Ma un bambino di 11 anni come Ian può essere l’archetipo del Male che Iago rappresenta in Otello?

«No, Iago è percepito come il Male, anche perché il suo comportamento è avvolto nel mistero. Non potevo rendere Ian così. Gli ho dato un retroterra che lo spiegasse, il padre e i fratelli maggiori violenti».

Il tema che le interessa di più è la diversità del colore della pelle, della cultura. Ma oggi non sarebbe permesso agli insegnanti e ai compagni di scuola di essere crudeli con un ragazzo nero in una scuola di Washington. Non pensa?

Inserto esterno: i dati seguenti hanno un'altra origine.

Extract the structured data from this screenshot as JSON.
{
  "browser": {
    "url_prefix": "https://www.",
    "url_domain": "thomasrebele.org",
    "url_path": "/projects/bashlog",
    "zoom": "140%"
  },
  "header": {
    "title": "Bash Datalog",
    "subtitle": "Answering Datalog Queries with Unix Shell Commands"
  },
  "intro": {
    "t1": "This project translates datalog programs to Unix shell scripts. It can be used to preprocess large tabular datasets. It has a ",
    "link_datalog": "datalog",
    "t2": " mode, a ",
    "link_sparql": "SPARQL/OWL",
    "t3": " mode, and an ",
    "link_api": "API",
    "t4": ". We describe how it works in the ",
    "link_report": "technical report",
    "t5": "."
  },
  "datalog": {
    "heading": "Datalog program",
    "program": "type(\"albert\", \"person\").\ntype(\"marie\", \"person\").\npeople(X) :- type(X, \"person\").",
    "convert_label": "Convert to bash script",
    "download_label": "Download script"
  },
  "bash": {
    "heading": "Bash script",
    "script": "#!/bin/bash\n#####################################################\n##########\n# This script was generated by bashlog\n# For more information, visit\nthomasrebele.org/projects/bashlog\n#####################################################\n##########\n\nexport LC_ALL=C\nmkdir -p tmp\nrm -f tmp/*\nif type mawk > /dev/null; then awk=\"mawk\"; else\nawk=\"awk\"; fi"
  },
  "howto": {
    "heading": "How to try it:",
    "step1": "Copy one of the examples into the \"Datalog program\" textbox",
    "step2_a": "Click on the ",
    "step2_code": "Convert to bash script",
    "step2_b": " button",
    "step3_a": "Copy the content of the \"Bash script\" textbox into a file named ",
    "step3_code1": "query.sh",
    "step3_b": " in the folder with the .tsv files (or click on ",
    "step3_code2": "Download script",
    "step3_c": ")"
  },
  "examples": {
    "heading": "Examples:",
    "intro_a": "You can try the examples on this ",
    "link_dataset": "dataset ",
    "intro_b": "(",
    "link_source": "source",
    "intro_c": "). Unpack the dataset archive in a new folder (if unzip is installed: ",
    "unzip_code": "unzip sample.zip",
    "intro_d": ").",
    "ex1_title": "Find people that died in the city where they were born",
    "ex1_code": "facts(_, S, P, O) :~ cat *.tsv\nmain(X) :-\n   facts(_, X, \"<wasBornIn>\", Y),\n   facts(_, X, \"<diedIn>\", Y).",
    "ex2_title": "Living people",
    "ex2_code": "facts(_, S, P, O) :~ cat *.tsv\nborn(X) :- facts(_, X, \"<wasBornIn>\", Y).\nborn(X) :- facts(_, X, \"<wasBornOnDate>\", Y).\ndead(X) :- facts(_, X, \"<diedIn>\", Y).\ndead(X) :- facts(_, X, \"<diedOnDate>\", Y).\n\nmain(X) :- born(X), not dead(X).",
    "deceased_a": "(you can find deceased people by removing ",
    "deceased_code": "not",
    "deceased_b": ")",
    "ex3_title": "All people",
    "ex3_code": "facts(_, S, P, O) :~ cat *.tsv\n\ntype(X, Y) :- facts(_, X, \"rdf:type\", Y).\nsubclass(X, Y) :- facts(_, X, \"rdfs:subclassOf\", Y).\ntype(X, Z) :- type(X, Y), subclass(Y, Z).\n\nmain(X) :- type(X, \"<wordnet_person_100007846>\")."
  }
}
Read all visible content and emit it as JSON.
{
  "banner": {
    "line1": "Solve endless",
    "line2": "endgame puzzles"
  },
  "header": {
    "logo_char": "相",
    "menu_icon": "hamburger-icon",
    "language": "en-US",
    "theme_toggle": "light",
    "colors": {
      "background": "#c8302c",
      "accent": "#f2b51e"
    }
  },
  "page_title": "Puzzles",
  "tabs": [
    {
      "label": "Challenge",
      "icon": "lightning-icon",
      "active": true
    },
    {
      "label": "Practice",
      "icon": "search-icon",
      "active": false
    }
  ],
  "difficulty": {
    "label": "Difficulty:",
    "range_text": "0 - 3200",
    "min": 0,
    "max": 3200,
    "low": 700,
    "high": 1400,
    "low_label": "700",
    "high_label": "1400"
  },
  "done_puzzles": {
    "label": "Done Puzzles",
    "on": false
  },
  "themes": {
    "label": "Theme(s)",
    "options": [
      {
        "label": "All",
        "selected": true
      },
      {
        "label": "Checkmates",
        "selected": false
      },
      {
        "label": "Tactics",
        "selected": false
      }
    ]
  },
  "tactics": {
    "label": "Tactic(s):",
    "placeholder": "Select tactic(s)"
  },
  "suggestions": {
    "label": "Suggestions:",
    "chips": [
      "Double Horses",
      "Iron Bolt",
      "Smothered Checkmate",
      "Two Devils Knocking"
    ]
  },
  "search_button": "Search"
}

«È bello che lei immagini i ragazzi gentili l’un con l’altro. Ma i bambini sono meschini e giudicanti verso gli altri come gli adulti. Credo anch’io che oggi gli insegnanti sarebbero più sensibili e severi verso atteggiamenti razzisti. Ma molto di quel che accade in un campo da gioco esclude gli adulti. E allora i piccoli possono essere molto crudeli».

Quante volte ha letto Otello prima di riscriverlo?

«L’ho studiato e visto molte volte, ma solamente un paio prima di mettermi a scrivere. Da allora ho cercato di non guardarlo più. Non volevo che il mio romanzo lo ricalcasse. Volevo che camminasse da solo».